Susan Dynarski ignited quite a battle online this week when she wrote in the New York Times about why she bans student laptops from her classroom. The short version of the argument is that laptops tend to prove more distracting than useful, both to the person who brought it and to the people for whom the screen is in view.
I can believe that easily enough. Multitasking is harder than single-tasking, and the temptation to check social media during what seem like lulls can be powerful. And it’s certainly distracting if the student in front of me is watching something visually interesting on Netflix. There’s evidence for the “secondhand smoke” argument, suggesting that students near students with laptops perform worse academically than students who aren’t. The “harm to others” argument makes an easy libertarian argument harder.
That said, the whole idea of banning them doesn’t quite sit right with me.
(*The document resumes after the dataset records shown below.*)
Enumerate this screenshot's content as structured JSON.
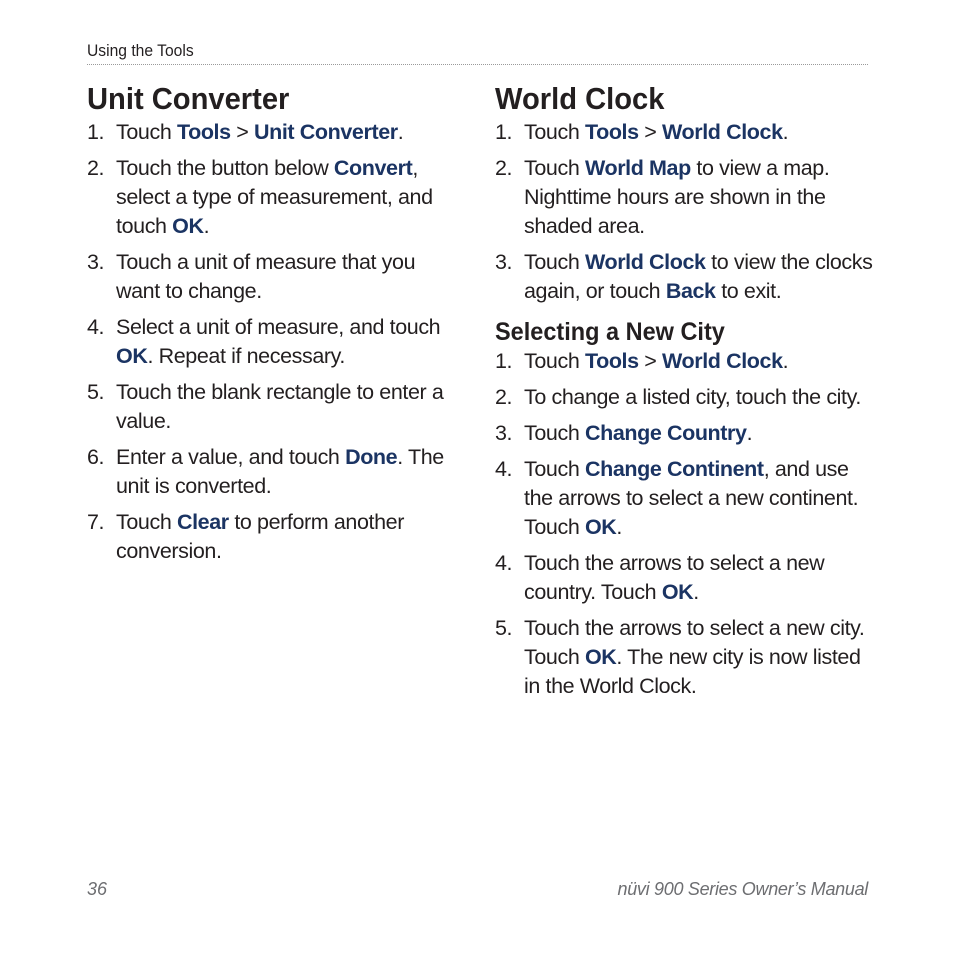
{
  "header": {
    "running_head": "Using the Tools"
  },
  "left": {
    "title": "Unit Converter",
    "steps": [
      {
        "num": "1.",
        "parts": [
          {
            "t": "Touch "
          },
          {
            "t": "Tools",
            "b": true
          },
          {
            "t": " > "
          },
          {
            "t": "Unit Converter",
            "b": true
          },
          {
            "t": "."
          }
        ]
      },
      {
        "num": "2.",
        "parts": [
          {
            "t": "Touch the button below "
          },
          {
            "t": "Convert",
            "b": true
          },
          {
            "t": ", select a type of measurement, and touch "
          },
          {
            "t": "OK",
            "b": true
          },
          {
            "t": "."
          }
        ]
      },
      {
        "num": "3.",
        "parts": [
          {
            "t": "Touch a unit of measure that you want to change."
          }
        ]
      },
      {
        "num": "4.",
        "parts": [
          {
            "t": "Select a unit of measure, and touch "
          },
          {
            "t": "OK",
            "b": true
          },
          {
            "t": ". Repeat if necessary."
          }
        ]
      },
      {
        "num": "5.",
        "parts": [
          {
            "t": "Touch the blank rectangle to enter a value."
          }
        ]
      },
      {
        "num": "6.",
        "parts": [
          {
            "t": "Enter a value, and touch "
          },
          {
            "t": "Done",
            "b": true
          },
          {
            "t": ". The unit is converted."
          }
        ]
      },
      {
        "num": "7.",
        "parts": [
          {
            "t": "Touch "
          },
          {
            "t": "Clear",
            "b": true
          },
          {
            "t": " to perform another conversion."
          }
        ]
      }
    ]
  },
  "right": {
    "title": "World Clock",
    "steps": [
      {
        "num": "1.",
        "parts": [
          {
            "t": "Touch "
          },
          {
            "t": "Tools",
            "b": true
          },
          {
            "t": " > "
          },
          {
            "t": "World Clock",
            "b": true
          },
          {
            "t": "."
          }
        ]
      },
      {
        "num": "2.",
        "parts": [
          {
            "t": "Touch "
          },
          {
            "t": "World Map",
            "b": true
          },
          {
            "t": " to view a map. Nighttime hours are shown in the shaded area."
          }
        ]
      },
      {
        "num": "3.",
        "parts": [
          {
            "t": "Touch "
          },
          {
            "t": "World Clock",
            "b": true
          },
          {
            "t": " to view the clocks again, or touch "
          },
          {
            "t": "Back",
            "b": true
          },
          {
            "t": " to exit."
          }
        ]
      }
    ],
    "subsection": {
      "title": "Selecting a New City",
      "steps": [
        {
          "num": "1.",
          "parts": [
            {
              "t": "Touch "
            },
            {
              "t": "Tools",
              "b": true
            },
            {
              "t": " > "
            },
            {
              "t": "World Clock",
              "b": true
            },
            {
              "t": "."
            }
          ]
        },
        {
          "num": "2.",
          "parts": [
            {
              "t": "To change a listed city, touch the city."
            }
          ]
        },
        {
          "num": "3.",
          "parts": [
            {
              "t": "Touch "
            },
            {
              "t": "Change Country",
              "b": true
            },
            {
              "t": "."
            }
          ]
        },
        {
          "num": "4.",
          "parts": [
            {
              "t": "Touch "
            },
            {
              "t": "Change Continent",
              "b": true
            },
            {
              "t": ", and use the arrows to select a new continent. Touch "
            },
            {
              "t": "OK",
              "b": true
            },
            {
              "t": "."
            }
          ]
        },
        {
          "num": "4.",
          "parts": [
            {
              "t": "Touch the arrows to select a new country. Touch "
            },
            {
              "t": "OK",
              "b": true
            },
            {
              "t": "."
            }
          ]
        },
        {
          "num": "5.",
          "parts": [
            {
              "t": "Touch the arrows to select a new city. Touch "
            },
            {
              "t": "OK",
              "b": true
            },
            {
              "t": ". The new city is now listed in the World Clock."
            }
          ]
        }
      ]
    }
  },
  "footer": {
    "page_number": "36",
    "manual_title": "nüvi 900 Series Owner’s Manual"
  },
  "colors": {
    "emphasis": "#1b3463",
    "body_text": "#231f20",
    "footer_text": "#6d6e71"
  }
}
To be fair, Dynarski stipulates that the ban is her own, and not her university’s. That helps. And she makes an exception for disability-related accommodations. I’m not sure how that avoids shining a light on a few students, but for the sake of argument, I’m willing to accept that certain kinds of exceptions can be granted without compromising confidentiality. And I’ll assume that laptops and other tech would be permitted in classes in which their use is part of the subject matter. A tech-free computer science class just doesn’t seem plausible.
But I’m still uneasy, and not only because my handwriting is terrible. Which it is.
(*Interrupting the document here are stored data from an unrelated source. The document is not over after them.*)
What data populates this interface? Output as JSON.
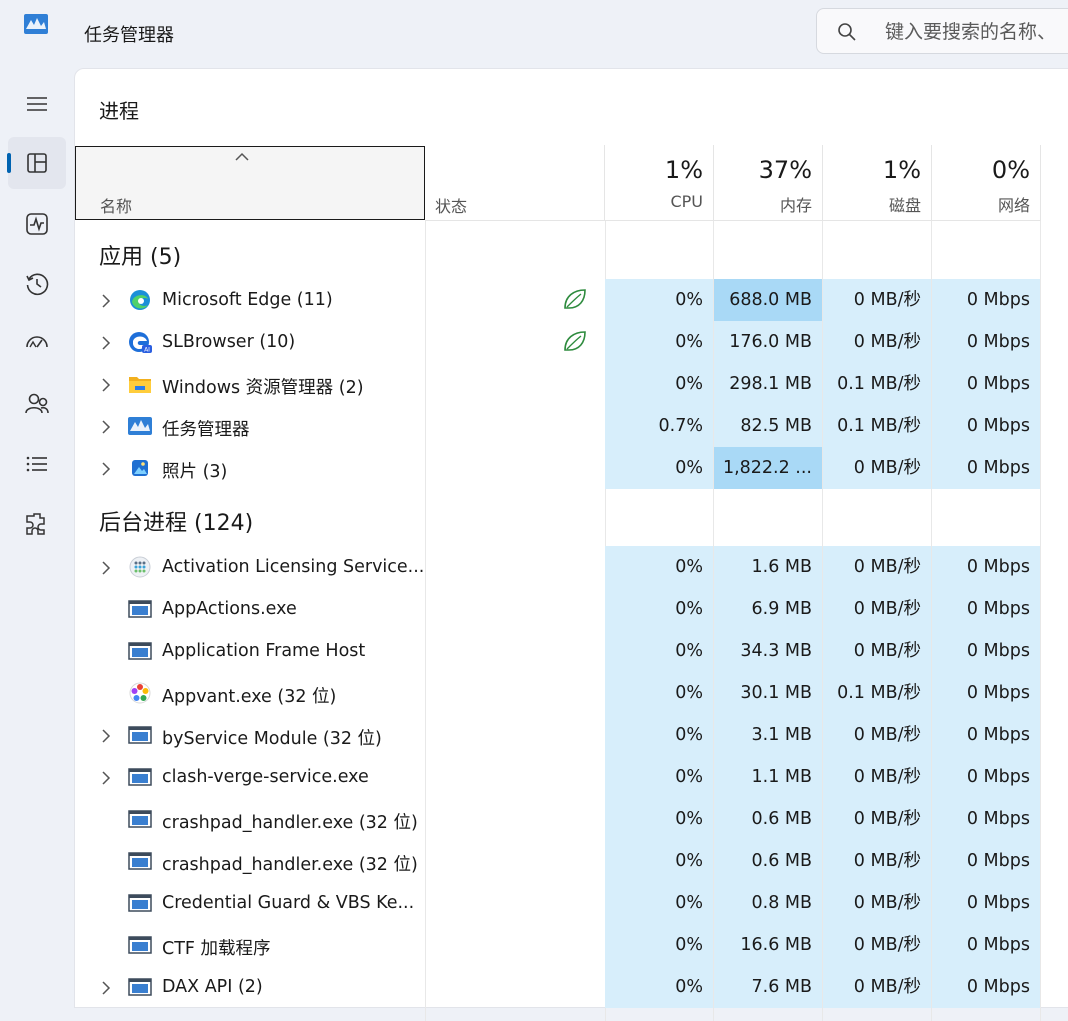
{
  "window": {
    "title": "任务管理器"
  },
  "search": {
    "placeholder": "键入要搜索的名称、"
  },
  "page": {
    "title": "进程"
  },
  "columns": {
    "name": "名称",
    "status": "状态",
    "cpu": {
      "pct": "1%",
      "label": "CPU"
    },
    "memory": {
      "pct": "37%",
      "label": "内存"
    },
    "disk": {
      "pct": "1%",
      "label": "磁盘"
    },
    "network": {
      "pct": "0%",
      "label": "网络"
    }
  },
  "groups": {
    "apps": {
      "title": "应用 (5)"
    },
    "background": {
      "title": "后台进程 (124)"
    }
  },
  "apps": [
    {
      "name": "Microsoft Edge (11)",
      "icon": "edge-icon",
      "expandable": true,
      "efficiency": true,
      "cpu": "0%",
      "mem": "688.0 MB",
      "disk": "0 MB/秒",
      "net": "0 Mbps",
      "mem_hi": true
    },
    {
      "name": "SLBrowser (10)",
      "icon": "slbrowser-icon",
      "expandable": true,
      "efficiency": true,
      "cpu": "0%",
      "mem": "176.0 MB",
      "disk": "0 MB/秒",
      "net": "0 Mbps"
    },
    {
      "name": "Windows 资源管理器 (2)",
      "icon": "folder-icon",
      "expandable": true,
      "cpu": "0%",
      "mem": "298.1 MB",
      "disk": "0.1 MB/秒",
      "net": "0 Mbps"
    },
    {
      "name": "任务管理器",
      "icon": "task-manager-icon",
      "expandable": true,
      "cpu": "0.7%",
      "mem": "82.5 MB",
      "disk": "0.1 MB/秒",
      "net": "0 Mbps"
    },
    {
      "name": "照片 (3)",
      "icon": "photos-icon",
      "expandable": true,
      "cpu": "0%",
      "mem": "1,822.2 ...",
      "disk": "0 MB/秒",
      "net": "0 Mbps",
      "mem_hi": true
    }
  ],
  "background": [
    {
      "name": "Activation Licensing Service...",
      "icon": "licensing-icon",
      "expandable": true,
      "cpu": "0%",
      "mem": "1.6 MB",
      "disk": "0 MB/秒",
      "net": "0 Mbps"
    },
    {
      "name": "AppActions.exe",
      "icon": "window-app-icon",
      "expandable": false,
      "cpu": "0%",
      "mem": "6.9 MB",
      "disk": "0 MB/秒",
      "net": "0 Mbps"
    },
    {
      "name": "Application Frame Host",
      "icon": "window-app-icon",
      "expandable": false,
      "cpu": "0%",
      "mem": "34.3 MB",
      "disk": "0 MB/秒",
      "net": "0 Mbps"
    },
    {
      "name": "Appvant.exe (32 位)",
      "icon": "appvant-icon",
      "expandable": false,
      "cpu": "0%",
      "mem": "30.1 MB",
      "disk": "0.1 MB/秒",
      "net": "0 Mbps"
    },
    {
      "name": "byService Module (32 位)",
      "icon": "window-app-icon",
      "expandable": true,
      "cpu": "0%",
      "mem": "3.1 MB",
      "disk": "0 MB/秒",
      "net": "0 Mbps"
    },
    {
      "name": "clash-verge-service.exe",
      "icon": "window-app-icon",
      "expandable": true,
      "cpu": "0%",
      "mem": "1.1 MB",
      "disk": "0 MB/秒",
      "net": "0 Mbps"
    },
    {
      "name": "crashpad_handler.exe (32 位)",
      "icon": "window-app-icon",
      "expandable": false,
      "cpu": "0%",
      "mem": "0.6 MB",
      "disk": "0 MB/秒",
      "net": "0 Mbps"
    },
    {
      "name": "crashpad_handler.exe (32 位)",
      "icon": "window-app-icon",
      "expandable": false,
      "cpu": "0%",
      "mem": "0.6 MB",
      "disk": "0 MB/秒",
      "net": "0 Mbps"
    },
    {
      "name": "Credential Guard & VBS Ke...",
      "icon": "window-app-icon",
      "expandable": false,
      "cpu": "0%",
      "mem": "0.8 MB",
      "disk": "0 MB/秒",
      "net": "0 Mbps"
    },
    {
      "name": "CTF 加载程序",
      "icon": "window-app-icon",
      "expandable": false,
      "cpu": "0%",
      "mem": "16.6 MB",
      "disk": "0 MB/秒",
      "net": "0 Mbps"
    },
    {
      "name": "DAX API (2)",
      "icon": "window-app-icon",
      "expandable": true,
      "cpu": "0%",
      "mem": "7.6 MB",
      "disk": "0 MB/秒",
      "net": "0 Mbps"
    }
  ],
  "nav": [
    {
      "icon": "hamburger-menu-icon"
    },
    {
      "icon": "processes-icon",
      "active": true
    },
    {
      "icon": "performance-icon"
    },
    {
      "icon": "app-history-icon"
    },
    {
      "icon": "startup-apps-icon"
    },
    {
      "icon": "users-icon"
    },
    {
      "icon": "details-icon"
    },
    {
      "icon": "services-icon"
    }
  ],
  "colors": {
    "accent": "#0063b1",
    "cell": "#d7eefb",
    "cell_highlight": "#a9d9f6",
    "efficiency_leaf": "#2e8b3e"
  }
}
At one level, it it’s of a piece with professors who grade students’ notes. I’ve never been comfortable with that, either, because it assumes that there’s one correct way to take notes. Notes, to me, are means to an end. They’re study aids. I have no issue with teaching note-taking methods that work for most people, but what works for some will not work for others, and students need to be able to develop the styles that work best for them. As a student, although I wouldn’t have used this term at the time, I saw my style of note-taking as a sort of academic freedom. If my notes don’t make sense to you, well, take your own.
By the same argument, as they prepare to move into workplaces laden with technology, students need to develop styles of interaction with technology that help them be effective. That will necessarily involve trial and error, just as the development of writing skills does. Early on, they may be better at handwritten notes than at technologically enhanced ones. One reading of that is to consign tech to the trash; another reading is that it’s all the more reason they need the practice.
That typically happens when a new form of technologically mediated communication emerges. The visual grammar of movies had to evolve from filmed plays. Many early tv shows were basically staged versions of radio shows. My kids tell me that I show my age when I use punctuation in texts. New forms of fluency take time to develop. I’d hesitate to declare laptop note-taking an exception to the rule.
Then there’s the question of technology altogether. Laptops, tablets, and even phones increasingly resemble each other. If you allow phones on the grounds that people need to be reachable for family emergencies, then you might as well allow laptops, too; both can be distracting, and social networks work on both. If you ban phones and something happens, I don’t like where that leads. Worse, if you ban phones, you make them forbidden fruit. At some point, some student will make secret recordings on general principle.
I have no issue at all with professors advising students upfront about the benefits of handwriting their notes, or with banning irrelevant use. I don’t even have an issue with professors relegating laptop users to the back row, in order to get around the “secondhand smoke” argument. (A screen I can’t see isn’t terribly distracting.) But there’s a meaningful difference between “I don’t recommend using laptops” and “laptops are banned.”
We don’t get to veto the future. Tech is part of the world for which we need to prepare students. Good or bad, it simply is. Rather than trying to reverse time’s arrow, I’d rather we devote our attention to finding more effective ways to use tech. We need to stop filming plays, and start making movies.